Ahead of the election the PLP touted several initiatives that would stem the flow of violence: Project Safe Bahamas, which promised tougher sentences for illegal weapon possession; Operation Cease Fire, which would focus on repeat, violent offenders; Urban Renewal 2.0, a social intervention programme; Swift Justice, which would speed up criminal trials; and Safe Bahamas, which would expand funding for the police force and rehabilitation programmes.
While in opposition, Prime Minister Perry Christie promised that his party would be tougher on crime than the Free National Movement.
“People are afraid and they are angry,” Mr Christie said during a national address on crime in August 2011. “They are afraid that the violence is going to continue to escalate and they are angry that the government has offered no meaningful response.”

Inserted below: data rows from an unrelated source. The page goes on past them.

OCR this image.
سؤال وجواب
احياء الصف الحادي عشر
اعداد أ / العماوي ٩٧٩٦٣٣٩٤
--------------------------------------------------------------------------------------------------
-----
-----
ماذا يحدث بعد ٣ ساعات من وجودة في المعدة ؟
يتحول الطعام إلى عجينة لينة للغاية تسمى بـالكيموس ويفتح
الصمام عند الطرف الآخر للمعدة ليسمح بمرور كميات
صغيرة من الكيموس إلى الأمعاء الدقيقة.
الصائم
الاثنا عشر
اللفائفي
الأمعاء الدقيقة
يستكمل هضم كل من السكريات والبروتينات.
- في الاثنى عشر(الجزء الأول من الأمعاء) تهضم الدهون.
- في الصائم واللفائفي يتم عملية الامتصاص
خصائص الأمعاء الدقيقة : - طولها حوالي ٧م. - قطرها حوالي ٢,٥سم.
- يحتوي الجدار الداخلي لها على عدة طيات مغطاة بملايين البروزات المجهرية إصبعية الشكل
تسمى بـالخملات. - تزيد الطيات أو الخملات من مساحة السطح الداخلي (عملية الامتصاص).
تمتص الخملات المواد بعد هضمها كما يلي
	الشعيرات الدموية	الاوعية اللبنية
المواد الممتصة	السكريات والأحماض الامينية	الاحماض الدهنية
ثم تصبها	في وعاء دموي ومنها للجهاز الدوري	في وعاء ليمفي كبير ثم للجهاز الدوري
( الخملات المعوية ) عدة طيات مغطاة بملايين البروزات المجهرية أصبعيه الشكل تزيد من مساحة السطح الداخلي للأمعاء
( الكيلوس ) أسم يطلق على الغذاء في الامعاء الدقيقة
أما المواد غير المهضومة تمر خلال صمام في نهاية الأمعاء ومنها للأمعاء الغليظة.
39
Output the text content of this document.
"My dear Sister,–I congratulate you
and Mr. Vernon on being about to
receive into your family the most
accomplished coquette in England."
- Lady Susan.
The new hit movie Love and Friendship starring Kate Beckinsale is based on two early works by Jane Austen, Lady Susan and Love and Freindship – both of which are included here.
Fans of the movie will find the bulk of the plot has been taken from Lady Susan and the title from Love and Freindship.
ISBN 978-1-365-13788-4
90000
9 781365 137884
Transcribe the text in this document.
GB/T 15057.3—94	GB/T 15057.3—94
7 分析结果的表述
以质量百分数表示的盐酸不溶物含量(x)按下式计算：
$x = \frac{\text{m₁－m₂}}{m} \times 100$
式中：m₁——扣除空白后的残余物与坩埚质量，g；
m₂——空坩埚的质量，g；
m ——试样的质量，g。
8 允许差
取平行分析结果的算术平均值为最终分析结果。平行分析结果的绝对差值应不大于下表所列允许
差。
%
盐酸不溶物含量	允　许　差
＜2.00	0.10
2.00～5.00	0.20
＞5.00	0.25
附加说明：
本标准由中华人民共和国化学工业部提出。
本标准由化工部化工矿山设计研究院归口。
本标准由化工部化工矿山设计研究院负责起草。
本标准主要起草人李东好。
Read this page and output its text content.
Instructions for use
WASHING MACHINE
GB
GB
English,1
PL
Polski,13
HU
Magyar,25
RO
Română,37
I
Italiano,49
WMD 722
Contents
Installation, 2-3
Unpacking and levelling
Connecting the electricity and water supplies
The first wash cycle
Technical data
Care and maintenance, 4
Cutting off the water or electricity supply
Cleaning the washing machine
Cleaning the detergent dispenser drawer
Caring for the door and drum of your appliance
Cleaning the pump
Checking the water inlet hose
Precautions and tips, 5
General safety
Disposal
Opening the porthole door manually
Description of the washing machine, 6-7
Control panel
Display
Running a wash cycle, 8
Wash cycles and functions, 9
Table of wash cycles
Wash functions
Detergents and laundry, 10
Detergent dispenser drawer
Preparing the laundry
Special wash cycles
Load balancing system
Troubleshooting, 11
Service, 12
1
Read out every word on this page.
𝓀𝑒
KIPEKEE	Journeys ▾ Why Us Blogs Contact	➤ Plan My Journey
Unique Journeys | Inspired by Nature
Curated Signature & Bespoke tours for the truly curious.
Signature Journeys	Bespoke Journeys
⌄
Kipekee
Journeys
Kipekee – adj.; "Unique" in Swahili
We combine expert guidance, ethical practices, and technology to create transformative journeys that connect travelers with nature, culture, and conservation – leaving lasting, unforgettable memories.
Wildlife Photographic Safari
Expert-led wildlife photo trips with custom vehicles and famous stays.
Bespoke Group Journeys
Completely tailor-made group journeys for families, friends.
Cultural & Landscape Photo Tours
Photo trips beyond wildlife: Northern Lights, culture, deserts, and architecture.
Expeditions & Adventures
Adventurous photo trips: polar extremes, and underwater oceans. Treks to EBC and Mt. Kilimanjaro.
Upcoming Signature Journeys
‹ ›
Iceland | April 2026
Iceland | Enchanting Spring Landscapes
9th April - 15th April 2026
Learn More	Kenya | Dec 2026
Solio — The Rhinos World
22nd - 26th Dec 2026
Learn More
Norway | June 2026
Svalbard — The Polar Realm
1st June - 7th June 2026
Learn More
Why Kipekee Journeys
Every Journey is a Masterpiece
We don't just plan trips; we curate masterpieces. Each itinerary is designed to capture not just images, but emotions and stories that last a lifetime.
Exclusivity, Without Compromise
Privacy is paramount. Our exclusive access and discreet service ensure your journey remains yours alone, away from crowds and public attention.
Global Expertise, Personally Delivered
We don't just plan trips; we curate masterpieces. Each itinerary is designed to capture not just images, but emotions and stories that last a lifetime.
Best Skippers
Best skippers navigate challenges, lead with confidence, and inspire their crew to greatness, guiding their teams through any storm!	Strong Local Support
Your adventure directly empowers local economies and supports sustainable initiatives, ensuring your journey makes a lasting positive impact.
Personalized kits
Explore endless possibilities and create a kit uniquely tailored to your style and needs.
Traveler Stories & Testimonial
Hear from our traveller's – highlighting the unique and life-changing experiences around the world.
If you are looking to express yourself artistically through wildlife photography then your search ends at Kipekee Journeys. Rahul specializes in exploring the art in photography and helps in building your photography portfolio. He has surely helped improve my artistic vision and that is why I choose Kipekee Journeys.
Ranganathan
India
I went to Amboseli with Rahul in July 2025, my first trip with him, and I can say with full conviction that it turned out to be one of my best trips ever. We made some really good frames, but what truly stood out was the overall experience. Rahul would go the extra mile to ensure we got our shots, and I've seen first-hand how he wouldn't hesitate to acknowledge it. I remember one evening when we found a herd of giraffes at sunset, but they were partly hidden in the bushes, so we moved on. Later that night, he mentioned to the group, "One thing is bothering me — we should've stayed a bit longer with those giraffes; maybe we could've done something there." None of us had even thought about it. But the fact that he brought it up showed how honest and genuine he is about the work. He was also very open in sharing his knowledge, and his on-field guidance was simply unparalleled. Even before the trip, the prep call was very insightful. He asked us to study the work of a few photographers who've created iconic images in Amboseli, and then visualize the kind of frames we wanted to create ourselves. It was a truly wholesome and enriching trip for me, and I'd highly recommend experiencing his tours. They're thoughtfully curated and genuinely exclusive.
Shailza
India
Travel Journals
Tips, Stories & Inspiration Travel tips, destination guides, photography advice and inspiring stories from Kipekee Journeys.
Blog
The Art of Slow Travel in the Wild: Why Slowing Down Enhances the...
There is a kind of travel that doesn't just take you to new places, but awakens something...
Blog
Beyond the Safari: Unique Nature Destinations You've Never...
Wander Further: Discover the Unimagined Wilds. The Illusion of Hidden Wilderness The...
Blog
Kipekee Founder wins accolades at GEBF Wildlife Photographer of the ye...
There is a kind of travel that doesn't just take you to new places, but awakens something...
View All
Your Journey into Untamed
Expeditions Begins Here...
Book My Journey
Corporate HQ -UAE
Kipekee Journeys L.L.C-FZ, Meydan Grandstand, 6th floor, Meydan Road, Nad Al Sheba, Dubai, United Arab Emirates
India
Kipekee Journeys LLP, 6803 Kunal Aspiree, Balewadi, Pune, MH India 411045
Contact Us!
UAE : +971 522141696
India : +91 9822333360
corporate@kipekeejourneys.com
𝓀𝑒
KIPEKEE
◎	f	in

Mr Christie added: “No one should have to live in a neighbourhood where fear and menace rule the streets. We are going to flood these areas with police, with resources and support.”
The words were comforting to a public that was tired of crime and frustrated with former National Security Minister Tommy Turnquest and his colleagues, who could not get a grip on the problem.
Now nearly three years into its term in office, the PLP can no longer blame the FNM for the violence that has Nassau in a vice grip.
Last week, the outrage over senseless killings came to a head when Blair resident Andre Cartwright was shot dead in his home by armed thugs who barged into the home he shared with his elderly parents.
The young suspects, one who was only 18, shouted that they were police officers before trying to gain entry into the home around 1.40am on Tuesday. Three men kicked in the front door and when Mr Cartwright heard the noise he got his licenced shotgun and went to investigate. He encountered the three suspects, one of whom was armed with a handgun.
There was a brief exchange of fire, which resulted in Mr Cartwright being shot multiple times. He died at the scene.
That night another man was killed in Fox Hill. The victim was shot by gunmen who accosted him as he rode a bicycle.
The deaths brought the 2014 murder count to 97, according to The Tribune’s records, just 22 shy of the 119 murders police recorded in 2013. According to police, there were 111 murders in 2012 and in 2011, 127.
On Thursday, Dr Bernard Nottage, minister for National Security said the government had new crime fighting strategies to curtail “the recent spike in certain types of activities”.
“You should be assured there is no greater priority for this government at this time than to broaden and intensify the war on crime so that no citizen need to have any fear of falling victim to crime while in some public place, at their place of work or within the sanctity of their own home,” he said.
But the Bain and Grants Town MP did not divulge these initiatives saying it would be “foolhardy” to reveal them at this time.
“We will give you that but not today,” he told reporters last week. “We don’t want to talk too much about what we are going to do. We want to do (what) we have to do and see the results.”
Perhaps it was best that Dr Nottage keep quiet on the government’s plans, because we have heard the tough talk on crime before. Last December, Mr Christie’s Cabinet held a special meeting on crime and afterwards the government outlined more than 20 ways it hoped to get a hold of the situation.
At the time, the Prime Minister said that the government would be relentless in its crime fight. However once the issue faded from the headlines, little was said thereafter about these tough measures while the problem persists.
Now we have to wait and see if concrete strategies will emerge from this administration to fix the problem.